Jones: Redistricting is session focus

Published 1:52 am Wednesday, February 1, 2017

Redistricting will be a major focus of Alabama’s 2017 Regular Session of the legislature, which begins next Tuesday, Rep. Mike Jones said.

mike-jones-copy“The recent court ruling dealing with redistricting said nine house and three senate districts must be redrawn,” Jones told Rotarians on Tuesday. “It is difficult to just redraw, and this has to be completed before June of this year. Because it has to be completed quickly, it now has to become a priority for this session.”

In January, a three-judge panel ruled that the mapmakers weakened the voting strength of a powerful part of Democrats’ voting bloc — African-Americans — into just a few districts, and ordered them redrawn.

Jones said because candidates can begin raising money for their campaigns one year from the date of an election – or in the case of the 2018 state elections, in June of this year – the work needs to be completed.

“You will see that work expedited and becoming a priority for the session,” he said.

State prisons also will large on the legislative agenda, he said. Last year, the legislature came close to agreement on the construction of four super prisons – three for men and one for women. That legislation died just as the session ended.

Jones said he asked for and has received a full analysis of existing prison buildings, the cost to upgrade them, and the cost of new construction.

“The first version of the prison analysis is 560 pages long,” he said. “It is a study of the 17 major prisons in the state.”

Building four new “super prisons” would cost $800 million, he said, while renovating and remodeling existing ones would cost $440 million.

Even though it would be less expensive, he said, the older facilities would still have more security risks than the new designs, and it would still be difficult to secure the inmates housed in dorms.

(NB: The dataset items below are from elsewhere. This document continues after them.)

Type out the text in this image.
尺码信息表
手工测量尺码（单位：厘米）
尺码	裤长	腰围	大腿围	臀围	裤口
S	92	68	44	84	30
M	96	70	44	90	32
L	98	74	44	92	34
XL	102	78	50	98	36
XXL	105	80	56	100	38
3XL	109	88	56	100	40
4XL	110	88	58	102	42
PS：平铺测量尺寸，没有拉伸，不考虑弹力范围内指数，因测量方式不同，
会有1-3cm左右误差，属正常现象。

“We said at the end of the last session, if we didn’t address some issues, there would be an increase in violence.”

That was evidenced by numerous incidents in the past several months, he said, including the stabbing of the Holman Prison warden.

“That’s not a line that is often crossed. When a warden is stabbed, you’ve crossed a barrier. Once we crossed it, the violence escalated, both inmate to inmate, and inmate to corrections officer.”

The violence has made it more difficult to hire corrections officers, he said.

Asked if there would be uses for the 17 existing buildings if the new construction were approved, Jones said that the study shows seven should be demolished, while the other facilities could be repurposed for things like community corrections.

Other issues on which he touched included:

  • Impeachment. Jones chairs the impeachment proceedings that began against Gov. Robert Bentley last spring. The proceedings were put on hold at the request of Attorney General Luther Strange.

“There will be a point, and I can’t say when it will be, when we will complete the impeachment process,” he said, adding that he is waiting for the attorney general to release that requested pause.

  • A proposed 3-cent gasoline tax. The Association of County Commissioners has asked for legislation authorizing a 3-cent gasoline tax with which to repay a bond issue for infrastructure construction.

“There is no question there needs to be some investment in roads and infrastructure,” Jones said. “Are there enough votes in House and Senate to pass a gas tax? I don’t know.”